In a loud setting, like a restaurant, your capacity to hear speech is weakened because your brain is receiving a diminished signal for high-frequency sounds. On top of that, background noise, which is low-frequency, is getting through normally, drowning out the speech.

How Hearing Aids Can Help

You can see that the solution is not simply amplifying all sound. If you were to do that, you’d just continue drowning out speech as the background noise grows to be louder in proportion to the speech sounds.

The solution is selective amplification of only the sound frequencies you have a difficult time hearing. And that is only possible by having your hearing professionally evaluated and your hearing aids professionally programmed to enhance these select frequencies.
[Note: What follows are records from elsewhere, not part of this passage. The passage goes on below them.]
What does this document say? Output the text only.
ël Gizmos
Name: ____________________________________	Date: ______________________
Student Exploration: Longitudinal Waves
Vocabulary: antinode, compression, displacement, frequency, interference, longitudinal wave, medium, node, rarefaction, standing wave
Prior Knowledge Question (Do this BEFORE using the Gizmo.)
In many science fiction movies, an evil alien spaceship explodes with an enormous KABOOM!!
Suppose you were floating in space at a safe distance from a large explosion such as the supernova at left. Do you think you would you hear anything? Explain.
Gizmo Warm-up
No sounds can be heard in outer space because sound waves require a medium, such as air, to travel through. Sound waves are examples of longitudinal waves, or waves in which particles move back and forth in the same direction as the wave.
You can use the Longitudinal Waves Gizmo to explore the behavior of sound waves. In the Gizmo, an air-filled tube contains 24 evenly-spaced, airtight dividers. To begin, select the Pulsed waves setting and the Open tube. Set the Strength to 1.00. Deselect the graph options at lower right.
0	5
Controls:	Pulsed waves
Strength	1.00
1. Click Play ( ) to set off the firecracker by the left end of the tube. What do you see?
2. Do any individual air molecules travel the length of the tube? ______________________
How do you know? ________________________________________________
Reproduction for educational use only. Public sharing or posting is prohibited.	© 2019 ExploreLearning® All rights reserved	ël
How Hearing Aids Precisely Amplify Sound

Modern hearing aids consist of five interior parts: the microphone, amplifier, speaker, battery, and computer chip. But hearing aids are not just straightforward amplifiers—they’re intricate electronic devices that alter the attributes of sound.

This happens via the computer chip. Everyone’s hearing is one-of-a-kind, like a fingerprint, and so the frequencies you need amplified will differ. The amazing part is, those frequencies can be ascertained exactly with a professional hearing test, technically known as an audiogram.

Once your hearing professional has these numbers, your hearing aid can be custom-programmed to enhance the frequencies you have the most trouble with, enhancing speech recognition in the process.

Here’s how it works: the hearing aid receives sound in the environment with the microphone and transmits the sound to the computer chip. The computer chip then translates the sound into digital information so that it can distinguish between assorted frequencies.

Then, determined by the programmed settings, the high-frequency sounds are enhanced, the low-frequency background sounds are repressed, and the enhanced sound is transported to your ear via the speaker.

So will your hearing go back completely to normal?

While your hearing will not totally return to normal, that shouldn’t stop you from achieving significant gains in your hearing. For the majority of people, the amplification supplied is all they need to comprehend speech and indulge in productive and effortless communication.

Think about it in this way. If your eye doctor told you they could improve your vision from 20/80 to 20/25, would you forfeit prescription glasses because you couldn’t get to 20/20? Absolutely not; you’d be able to function just fine with 20/25 vision and the gain from 20/80 would be considerable.